Stormzy Pulling Out Of Snowbombing Due To 'Racial Profiling' Shows The Sacrifices Black People Have To Make Everyday

Stepping out into a society that is so suspicious of your blackness feels dangerous. It feels hostile, ostracising. It is a society where you are always a suspect and where you are constantly on trial.
Joel C Ryan/Invision/AP

Grime artist Stormzy has stated on Instagram that he was a victim of “racial profiling” at Snowbombing Festival, an event at which he was supposed to perform. Beginning with “first and foremost, f*** Snowbombing”, Stormzy explained: “My manager and all my friends who were at the festival were racially profiled, targeted and aggressively handled because they ‘had reason to believe someone was carrying a weapon’. The security guard targeted them (despite no one fitting the description).” Stormzy, who has expressed support for Black Lives Matter and is a vocal advocate for BAME communities, promptly withdrew from the Austrian festival in protest of this treatment. This comes after the agency for fundamental rights in the EU (FRA) last year described how racism towards black people was “widespread and entrenched” in the EU.

For many black people, Stormzy’s story is not an unfamiliar one. In schools, the ability of black children has been routinely underestimated, having serious consequences on attainment. Last year, Idris Elba at the House of Commons expressed how black actors on British television are too often cast as “petty criminals”. In certain recruitment settings, you are less likely to be offered a job if you are black. In the UK, black people are nine times more likely to be stopped and searched for drugs, despite white people being more likely to carry them. It has also been revealed that the Met Police “use force more often” on black people.
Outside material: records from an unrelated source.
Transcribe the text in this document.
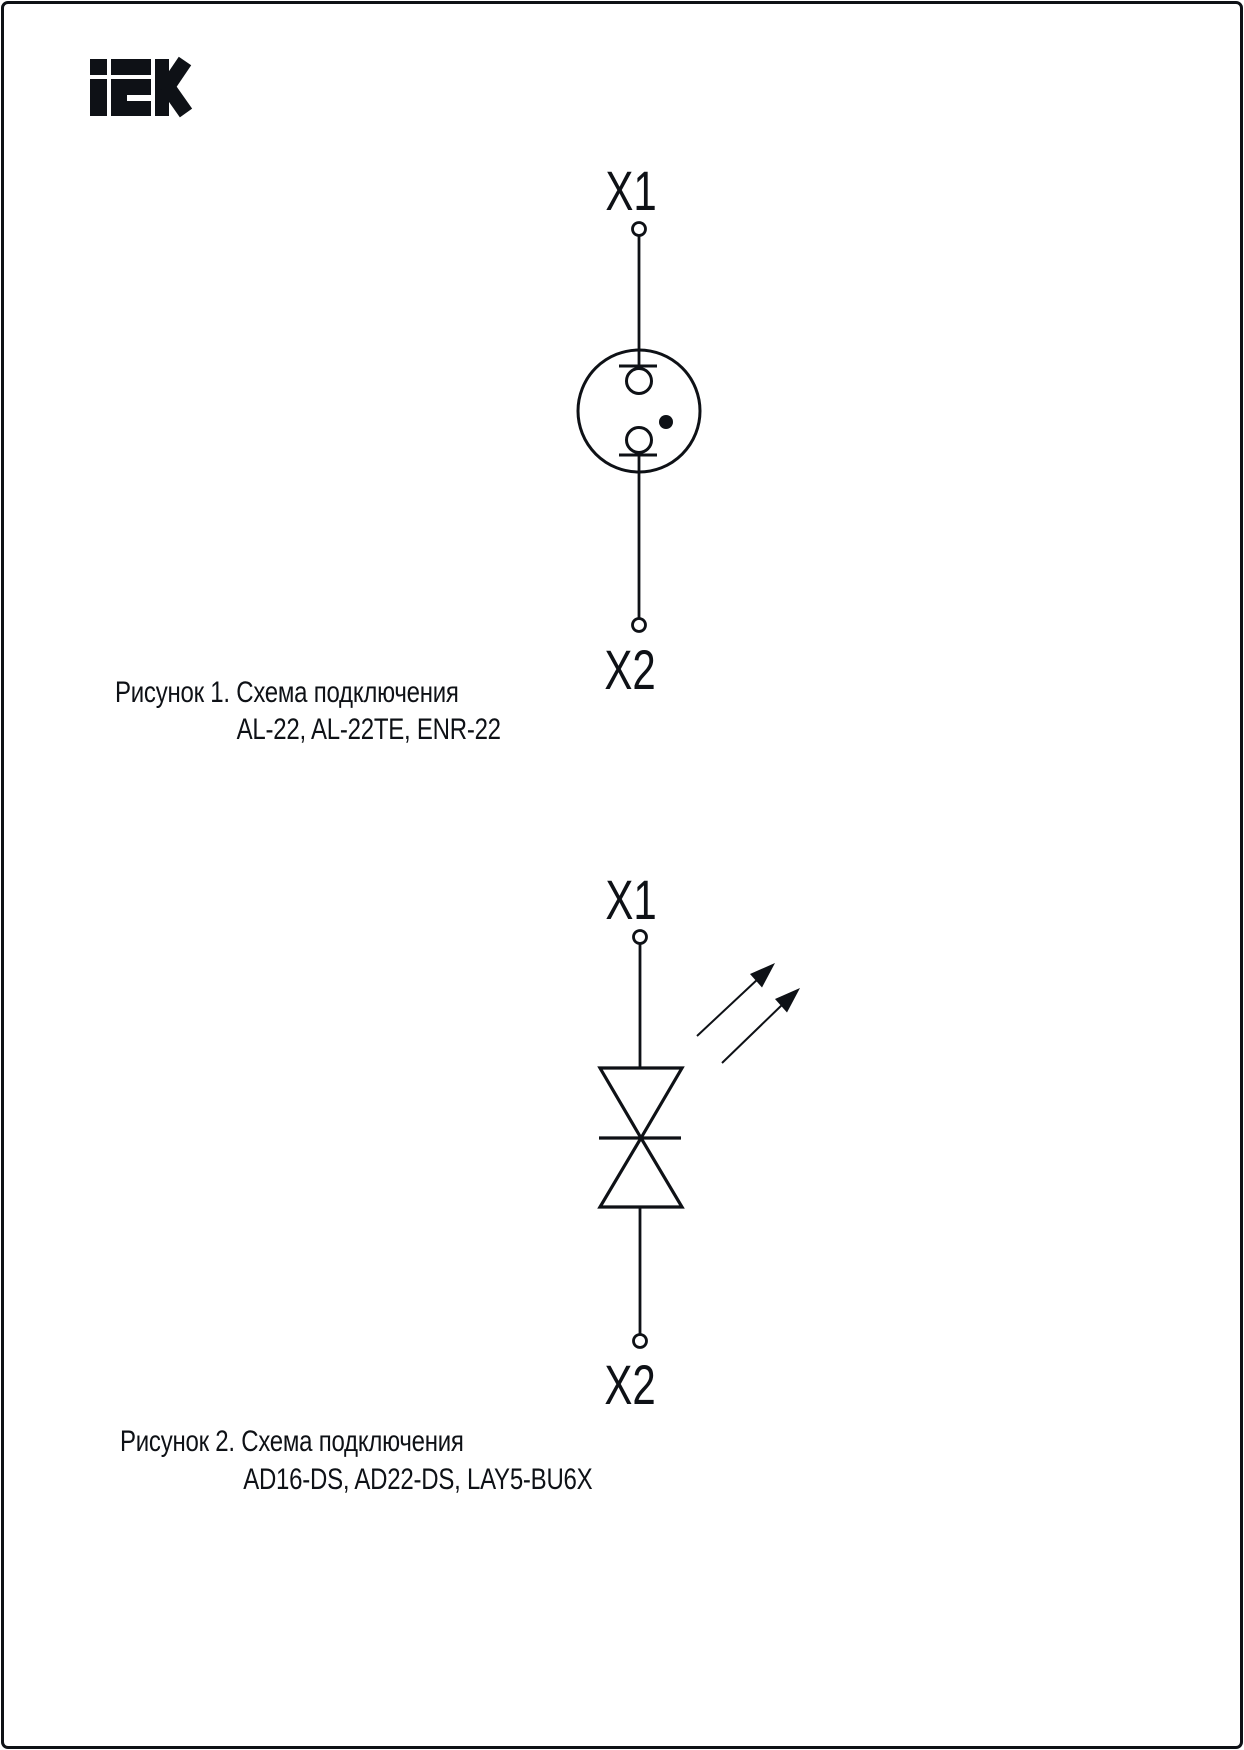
X1
X2
Рисунок 1. Схема подключения
AL-22, AL-22TE, ENR-22
X1
X2
Рисунок 2. Схема подключения
AD16-DS, AD22-DS, LAY5-BU6X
Indeed, part of growing up in a black family was discussing why it is important to be wary of the police – referred to elsewhere as “the talk”. I recall black members of my family being regularly pulled over by the police for no reason. Grime artist JME shares similar experiences on his YouTube Channel playlist titled “Chatty Police”, where he documents how the police repeatedly pull him over, despite being unable to provide a legitimate explanation as to why. The police can feel like a hostile or confrontational entity, rather than a protective one, for black communities. History proves that this harassment of black communities can boil over, examples including the Brixton riots in 1981, the London Riots in 2011, and Ferguson in 2014.

While racial profiling of black people by the police is a massive, and potentially lethal issue, Stormzy’s experience illustrates how racial profiling is also an everyday epidemic in all corners of society. The viral stories of “BBQ Becky”, “ID Adam”, “Permit Patty”, and “Cornerstore Caroline”, which comprised of white people calling the police on black people for engaging in normal daily life, demonstrates how absurd profiling by white people has become. These white people were heavily ridiculed and the situation was portrayed as comical. However, while it might seem amusing to many at first, these situations are a stark reflection of the insidious racism plaguing our societies. In the cases of “Permit Patty” and “Cornerstore Caroline”, they sank so low that they called the police on black children, with “Permit Patty” reporting a girl to the police for selling water, and “Cornerstone Caroline” falsely accusing a nine-year-old boy of groping her. Absurd examples in the UK include the Met Police stopping Liam and Dijon Joseph for exchanging a fist bump, and in Camden police violently arresting an innocent black man while the white suspect escaped. Like Stormzy and his companions at Snowbombing Festival, these black people were all accused of criminality and illegality simply because they were black.

As becomes apparent, it is not true that racial profiling prevents crime. In actual fact its senseless usage does little but to perpetuate stereotypes and racial bias towards black people which results in potentially far-reaching and terrifying consequences. For example, in 2018, the University of Canterbury explored “shooter bias”, a shocking study into the issue of how darker skinned people are more likely to be shot than their white counterparts.

As Stormzy’s experience, and the experiences of many other black people discussed here, shows, stepping out into a society that is so suspicious of your blackness feels dangerous. It feels hostile. It feels ostracising. It is a society where you are always a suspect. It is a society where you are constantly on trial. The crime? Living while black.